Честно сказать, больше всего я боялся Победителя. Если он узнает о моей роли в этой истории, прощай все надежды! Я уже слышал, как он произносит свою роковую речь в защиту Терезы на суде: убийце консьержа нельзя доверить опеку над ребенком, это противоречит здравому смыслу! Я был напуган до посинения (а синева шла от гематом на теле). Невозможно потерять любовь всей своей жизни из за необналиченного чека. Нет, в голову приходило единственное решение — нужно замять дело. А чтобы замять дело, я должен был помешать консьержке назвать мое имя. Тут не понадобится просчитывать тридцать шесть тысяч вариантов решения. Я спустился к ней как раз перед полуночью. Не успел я поскрестись в дверь, как она открыла; нужно заметить, что бедной женщине было не до сна. Казалось, ее шокировало, что у меня хватило наглости заявиться к ней после того, что произошло. Я сказал ей буквально следующее:
— Я чувствую себя в какой то мере ответственным… я обдумал случившееся, я не знаю, как вам помочь, но главное, чтобы вы постарались забыть кое какие детали этой истории… Надеюсь, что эти деньги пригодятся вам в эту тяжелую минуту…

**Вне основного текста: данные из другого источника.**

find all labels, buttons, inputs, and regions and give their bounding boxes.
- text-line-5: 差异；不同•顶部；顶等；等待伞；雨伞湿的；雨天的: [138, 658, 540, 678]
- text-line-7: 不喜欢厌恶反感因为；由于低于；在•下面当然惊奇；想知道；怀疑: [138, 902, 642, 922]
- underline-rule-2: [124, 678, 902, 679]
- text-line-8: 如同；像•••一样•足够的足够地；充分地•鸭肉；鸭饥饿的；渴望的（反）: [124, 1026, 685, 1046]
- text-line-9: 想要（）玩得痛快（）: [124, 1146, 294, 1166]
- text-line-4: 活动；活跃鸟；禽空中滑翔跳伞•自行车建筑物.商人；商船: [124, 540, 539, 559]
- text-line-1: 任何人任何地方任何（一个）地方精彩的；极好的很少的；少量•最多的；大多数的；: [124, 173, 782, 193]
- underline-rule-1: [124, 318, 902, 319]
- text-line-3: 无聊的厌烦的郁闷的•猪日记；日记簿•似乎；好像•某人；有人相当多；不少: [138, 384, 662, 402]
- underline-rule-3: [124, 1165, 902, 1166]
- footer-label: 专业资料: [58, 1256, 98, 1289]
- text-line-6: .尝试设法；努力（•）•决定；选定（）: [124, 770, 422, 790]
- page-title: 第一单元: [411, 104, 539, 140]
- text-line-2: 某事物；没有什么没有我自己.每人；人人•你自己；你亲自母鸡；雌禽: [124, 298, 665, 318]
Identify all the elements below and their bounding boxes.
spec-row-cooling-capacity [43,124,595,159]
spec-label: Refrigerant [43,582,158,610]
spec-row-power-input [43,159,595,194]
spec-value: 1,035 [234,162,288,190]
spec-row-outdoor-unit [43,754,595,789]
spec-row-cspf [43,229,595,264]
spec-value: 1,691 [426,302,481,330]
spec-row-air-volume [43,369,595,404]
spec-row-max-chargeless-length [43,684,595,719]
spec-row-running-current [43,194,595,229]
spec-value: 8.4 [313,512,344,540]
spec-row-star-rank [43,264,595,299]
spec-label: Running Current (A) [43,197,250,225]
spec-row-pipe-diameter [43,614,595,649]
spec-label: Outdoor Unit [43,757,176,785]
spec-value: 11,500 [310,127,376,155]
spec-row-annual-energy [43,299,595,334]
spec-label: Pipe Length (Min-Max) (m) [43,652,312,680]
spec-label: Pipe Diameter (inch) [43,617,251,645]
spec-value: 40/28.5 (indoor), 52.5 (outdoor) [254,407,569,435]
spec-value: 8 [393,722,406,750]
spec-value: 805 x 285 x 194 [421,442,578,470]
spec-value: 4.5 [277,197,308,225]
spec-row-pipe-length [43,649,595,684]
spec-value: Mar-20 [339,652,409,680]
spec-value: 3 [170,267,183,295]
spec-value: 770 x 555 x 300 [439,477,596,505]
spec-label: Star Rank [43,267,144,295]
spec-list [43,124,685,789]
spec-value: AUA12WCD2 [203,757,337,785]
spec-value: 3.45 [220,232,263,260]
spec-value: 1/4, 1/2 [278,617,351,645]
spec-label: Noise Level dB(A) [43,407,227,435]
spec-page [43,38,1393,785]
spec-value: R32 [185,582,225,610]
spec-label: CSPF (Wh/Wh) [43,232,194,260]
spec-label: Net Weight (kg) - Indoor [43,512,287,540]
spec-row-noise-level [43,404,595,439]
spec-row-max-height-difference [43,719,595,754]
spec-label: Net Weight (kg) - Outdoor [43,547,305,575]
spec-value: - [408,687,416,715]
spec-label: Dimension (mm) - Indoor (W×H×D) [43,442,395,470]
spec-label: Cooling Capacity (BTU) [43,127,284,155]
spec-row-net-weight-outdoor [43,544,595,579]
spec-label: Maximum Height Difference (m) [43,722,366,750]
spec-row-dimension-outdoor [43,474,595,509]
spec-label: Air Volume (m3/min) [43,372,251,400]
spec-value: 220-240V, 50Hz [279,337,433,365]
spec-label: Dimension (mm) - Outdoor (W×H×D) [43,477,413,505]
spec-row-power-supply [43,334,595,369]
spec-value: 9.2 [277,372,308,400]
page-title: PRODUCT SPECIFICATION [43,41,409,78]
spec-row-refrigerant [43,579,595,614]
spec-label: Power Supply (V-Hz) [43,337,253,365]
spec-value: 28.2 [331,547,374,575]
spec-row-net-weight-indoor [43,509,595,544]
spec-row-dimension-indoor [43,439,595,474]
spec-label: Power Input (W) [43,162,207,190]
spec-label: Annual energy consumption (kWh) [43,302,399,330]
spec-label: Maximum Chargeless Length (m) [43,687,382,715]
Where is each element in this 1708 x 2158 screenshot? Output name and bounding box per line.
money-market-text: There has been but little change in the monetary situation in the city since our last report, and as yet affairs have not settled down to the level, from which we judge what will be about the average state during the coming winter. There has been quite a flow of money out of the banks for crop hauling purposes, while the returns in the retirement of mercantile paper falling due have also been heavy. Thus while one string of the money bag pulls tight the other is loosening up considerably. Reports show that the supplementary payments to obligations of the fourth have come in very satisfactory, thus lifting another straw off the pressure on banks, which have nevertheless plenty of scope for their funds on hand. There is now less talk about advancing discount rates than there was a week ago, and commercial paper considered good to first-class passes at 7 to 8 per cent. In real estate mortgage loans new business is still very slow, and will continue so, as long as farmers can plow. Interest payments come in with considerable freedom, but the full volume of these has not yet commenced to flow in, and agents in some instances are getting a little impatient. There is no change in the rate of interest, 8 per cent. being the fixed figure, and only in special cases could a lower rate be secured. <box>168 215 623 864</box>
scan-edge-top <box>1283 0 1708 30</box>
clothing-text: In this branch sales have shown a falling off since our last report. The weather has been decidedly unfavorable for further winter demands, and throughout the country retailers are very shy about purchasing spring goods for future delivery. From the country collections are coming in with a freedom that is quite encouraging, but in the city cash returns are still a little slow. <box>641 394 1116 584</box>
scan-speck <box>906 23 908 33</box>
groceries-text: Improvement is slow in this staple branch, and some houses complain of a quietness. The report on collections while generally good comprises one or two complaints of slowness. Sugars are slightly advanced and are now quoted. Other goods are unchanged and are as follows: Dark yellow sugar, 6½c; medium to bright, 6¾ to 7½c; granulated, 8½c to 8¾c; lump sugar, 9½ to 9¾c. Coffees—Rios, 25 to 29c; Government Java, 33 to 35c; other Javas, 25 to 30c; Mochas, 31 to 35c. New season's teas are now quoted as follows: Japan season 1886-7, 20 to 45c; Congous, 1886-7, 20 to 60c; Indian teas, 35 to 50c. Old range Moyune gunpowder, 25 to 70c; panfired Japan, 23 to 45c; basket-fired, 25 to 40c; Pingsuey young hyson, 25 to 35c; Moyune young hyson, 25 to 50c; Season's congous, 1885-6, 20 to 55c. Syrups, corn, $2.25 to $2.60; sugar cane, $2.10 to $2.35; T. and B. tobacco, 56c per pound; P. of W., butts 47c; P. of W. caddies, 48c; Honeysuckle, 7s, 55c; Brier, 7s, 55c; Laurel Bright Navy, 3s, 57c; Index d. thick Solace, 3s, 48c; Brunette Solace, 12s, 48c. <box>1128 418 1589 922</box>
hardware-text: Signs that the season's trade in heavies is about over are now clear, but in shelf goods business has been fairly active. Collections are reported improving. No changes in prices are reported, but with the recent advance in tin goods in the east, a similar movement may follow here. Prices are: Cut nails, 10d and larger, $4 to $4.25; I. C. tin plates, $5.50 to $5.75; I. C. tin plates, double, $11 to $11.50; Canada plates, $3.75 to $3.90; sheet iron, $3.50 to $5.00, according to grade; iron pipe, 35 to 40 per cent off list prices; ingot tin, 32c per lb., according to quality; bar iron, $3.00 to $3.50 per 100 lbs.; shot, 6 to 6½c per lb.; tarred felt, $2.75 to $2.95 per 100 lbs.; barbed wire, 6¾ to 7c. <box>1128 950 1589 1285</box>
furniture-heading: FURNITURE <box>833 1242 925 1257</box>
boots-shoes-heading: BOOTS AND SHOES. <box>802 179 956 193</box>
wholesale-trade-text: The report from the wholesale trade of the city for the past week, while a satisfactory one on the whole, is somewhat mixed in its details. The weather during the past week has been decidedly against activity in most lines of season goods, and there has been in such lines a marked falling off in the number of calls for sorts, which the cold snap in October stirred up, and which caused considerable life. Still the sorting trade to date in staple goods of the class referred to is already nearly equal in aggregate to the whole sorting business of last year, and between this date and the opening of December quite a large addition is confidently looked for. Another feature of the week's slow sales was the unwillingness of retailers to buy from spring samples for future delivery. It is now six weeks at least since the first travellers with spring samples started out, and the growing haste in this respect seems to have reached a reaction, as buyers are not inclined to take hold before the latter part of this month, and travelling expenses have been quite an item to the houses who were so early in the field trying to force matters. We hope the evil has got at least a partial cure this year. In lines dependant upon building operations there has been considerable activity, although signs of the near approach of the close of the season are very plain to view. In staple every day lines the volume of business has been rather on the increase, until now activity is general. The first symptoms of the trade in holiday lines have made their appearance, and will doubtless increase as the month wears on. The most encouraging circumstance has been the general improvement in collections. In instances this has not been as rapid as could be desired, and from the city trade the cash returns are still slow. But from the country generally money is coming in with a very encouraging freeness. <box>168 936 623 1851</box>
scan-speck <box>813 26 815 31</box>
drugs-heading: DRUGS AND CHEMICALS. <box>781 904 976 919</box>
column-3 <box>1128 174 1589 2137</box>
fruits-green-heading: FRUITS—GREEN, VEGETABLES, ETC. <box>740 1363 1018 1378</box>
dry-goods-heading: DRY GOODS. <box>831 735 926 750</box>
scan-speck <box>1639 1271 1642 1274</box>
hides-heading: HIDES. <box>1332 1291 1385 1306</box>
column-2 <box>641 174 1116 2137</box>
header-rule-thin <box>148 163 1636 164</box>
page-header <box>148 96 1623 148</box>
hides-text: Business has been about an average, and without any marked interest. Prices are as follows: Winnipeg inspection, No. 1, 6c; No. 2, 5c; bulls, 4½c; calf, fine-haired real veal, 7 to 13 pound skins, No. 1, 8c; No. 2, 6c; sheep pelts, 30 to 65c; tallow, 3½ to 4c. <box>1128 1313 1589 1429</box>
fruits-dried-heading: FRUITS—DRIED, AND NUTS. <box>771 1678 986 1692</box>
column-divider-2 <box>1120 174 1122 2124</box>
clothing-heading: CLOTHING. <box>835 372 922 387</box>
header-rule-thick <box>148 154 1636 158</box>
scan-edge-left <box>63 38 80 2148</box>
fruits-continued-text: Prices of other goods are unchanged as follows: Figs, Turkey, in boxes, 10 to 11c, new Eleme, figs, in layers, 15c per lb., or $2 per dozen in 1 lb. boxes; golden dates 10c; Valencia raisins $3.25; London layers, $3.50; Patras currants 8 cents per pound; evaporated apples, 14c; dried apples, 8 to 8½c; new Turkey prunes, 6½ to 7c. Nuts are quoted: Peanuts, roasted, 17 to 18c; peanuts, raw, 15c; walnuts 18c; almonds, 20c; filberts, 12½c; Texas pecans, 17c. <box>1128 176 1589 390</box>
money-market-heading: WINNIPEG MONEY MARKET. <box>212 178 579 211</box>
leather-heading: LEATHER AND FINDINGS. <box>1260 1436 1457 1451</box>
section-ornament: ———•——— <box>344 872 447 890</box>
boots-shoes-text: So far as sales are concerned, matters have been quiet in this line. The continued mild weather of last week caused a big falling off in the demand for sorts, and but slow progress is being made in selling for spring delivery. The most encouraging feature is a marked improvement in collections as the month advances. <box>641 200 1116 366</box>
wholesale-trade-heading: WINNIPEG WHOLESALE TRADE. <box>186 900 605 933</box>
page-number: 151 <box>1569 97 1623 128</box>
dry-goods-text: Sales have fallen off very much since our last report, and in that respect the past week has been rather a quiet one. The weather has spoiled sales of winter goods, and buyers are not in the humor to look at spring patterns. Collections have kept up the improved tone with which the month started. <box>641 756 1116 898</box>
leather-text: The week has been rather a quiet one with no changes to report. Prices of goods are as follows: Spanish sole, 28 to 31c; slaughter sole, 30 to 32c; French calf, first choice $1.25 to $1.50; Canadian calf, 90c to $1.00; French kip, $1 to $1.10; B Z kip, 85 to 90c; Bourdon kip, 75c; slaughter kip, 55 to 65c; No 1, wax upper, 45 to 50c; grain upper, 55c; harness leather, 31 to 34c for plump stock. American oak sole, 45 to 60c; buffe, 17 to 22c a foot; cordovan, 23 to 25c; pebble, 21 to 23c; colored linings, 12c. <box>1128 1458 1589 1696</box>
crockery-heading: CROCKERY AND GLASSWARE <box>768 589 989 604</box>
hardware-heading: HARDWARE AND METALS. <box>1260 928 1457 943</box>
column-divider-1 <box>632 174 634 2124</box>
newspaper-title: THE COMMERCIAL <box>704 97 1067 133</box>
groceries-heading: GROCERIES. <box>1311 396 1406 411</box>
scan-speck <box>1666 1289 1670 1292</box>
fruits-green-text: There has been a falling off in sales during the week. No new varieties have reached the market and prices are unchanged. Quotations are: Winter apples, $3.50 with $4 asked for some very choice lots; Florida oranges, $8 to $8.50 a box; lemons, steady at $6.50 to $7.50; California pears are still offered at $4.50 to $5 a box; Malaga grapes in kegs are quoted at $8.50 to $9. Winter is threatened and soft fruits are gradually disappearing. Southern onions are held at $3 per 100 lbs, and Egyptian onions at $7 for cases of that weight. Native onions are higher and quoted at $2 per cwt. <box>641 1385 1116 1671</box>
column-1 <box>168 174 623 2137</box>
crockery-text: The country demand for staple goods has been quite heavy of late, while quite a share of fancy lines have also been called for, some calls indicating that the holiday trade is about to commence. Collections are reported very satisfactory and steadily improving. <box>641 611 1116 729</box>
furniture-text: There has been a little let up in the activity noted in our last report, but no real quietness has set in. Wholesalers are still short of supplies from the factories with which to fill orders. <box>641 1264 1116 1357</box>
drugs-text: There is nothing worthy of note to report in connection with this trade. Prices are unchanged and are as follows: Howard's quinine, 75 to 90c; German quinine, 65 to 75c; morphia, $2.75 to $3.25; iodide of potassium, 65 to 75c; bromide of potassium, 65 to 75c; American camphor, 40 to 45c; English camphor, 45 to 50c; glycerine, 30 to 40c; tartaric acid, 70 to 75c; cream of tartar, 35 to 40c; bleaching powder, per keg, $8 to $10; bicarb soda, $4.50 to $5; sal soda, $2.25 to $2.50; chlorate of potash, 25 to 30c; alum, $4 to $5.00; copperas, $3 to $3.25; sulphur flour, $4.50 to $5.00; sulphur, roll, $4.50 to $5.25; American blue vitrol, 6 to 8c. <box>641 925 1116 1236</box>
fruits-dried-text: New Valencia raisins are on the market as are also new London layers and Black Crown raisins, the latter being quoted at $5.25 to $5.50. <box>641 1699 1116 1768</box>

Она поймала чек на лету. Видимо, я поступил сверхнахально, поскольку ей потребовалось несколько минут, чтобы отреагировать. Вообще то «отреагировать» — не самое удачное слово, она попыталась сделать какой то слабый жест. Но деньги обратили ее в изваяние. Я начал беспокоиться, как любой нормальный человек, который беспокоится, когда есть повод для беспокойства. Я положил руку ей на плечо, чтобы по дружески встряхнуть. Чтобы вывести ее из оцепенения. Я читал истории о людях, которые спят стоя, жуткие истории, но тем не менее так оно и было, я видел это собственными глазами, мне оставалось лишь поверить тем, кто рассказывает, что можно спать стоя. И все же это впечатляло — консьержка в виде сталагмита. Я не слишком жаловал консьержей, а тут еще одна из них дрыхнет прямо перед носом. Я мог даже потыкать ее пальцем. А затем, поскольку поневоле в безмолвии и бездействии узы крепчают, я испытал своего рода вспышку симпатии к этой окаменевшей женщине, к женщине, которую я постыдно игнорировал. Я снова встряхнул ее, никакого эффекта. Оцепенела. Деньги обратили ее в изваяние. Повторяю, деньги обратили ее в изваяние. Я потряс ее, на этот раз посильнее, и консьержка, продолжая сжимать в руках мои деньги, рухнула на пол. Есть ситуации, когда сомнения излишни. Она была мертвехонька.
Я забрал свой чек и отправился спать. Всю ночь я с ужасом ждал, что за мной придут. Паранойя возникла у меня не на пустом месте. Я воображал крупные заголовки газет: «Серийный убийца совершил новое преступление, использовав чек». Или: «Нет, не в деньгах счастье». Или: «Подумать только, и он надеялся стать опекуном Конрада». Потом я заснул, а потом прошло время. Мне удалось избавиться от чувства вины, ты же не виноват, если другие так реагируют. Особенно если это произошло непреднамеренно. Смерть была самой сильной реакцией, которую мне удалось вызвать у окружающих, а вдруг это было проявлением моей харизмы, на которую я так уповал в начале своей ничем не заполненной жизни? А вдруг я стану лидером, который ведет за собой толпы? А может быть, следует официально заявить об этих смертельных исходах, заявить в ходе судебного процесса; это наверняка будет воспринято как проявление редкого умения сплачивать высокие устремления вокруг собственной персоны. Тереза была художником, в чем то хиппи, ее не следовало принимать всерьез, тогда как я возводил конструкции, умножал капитал.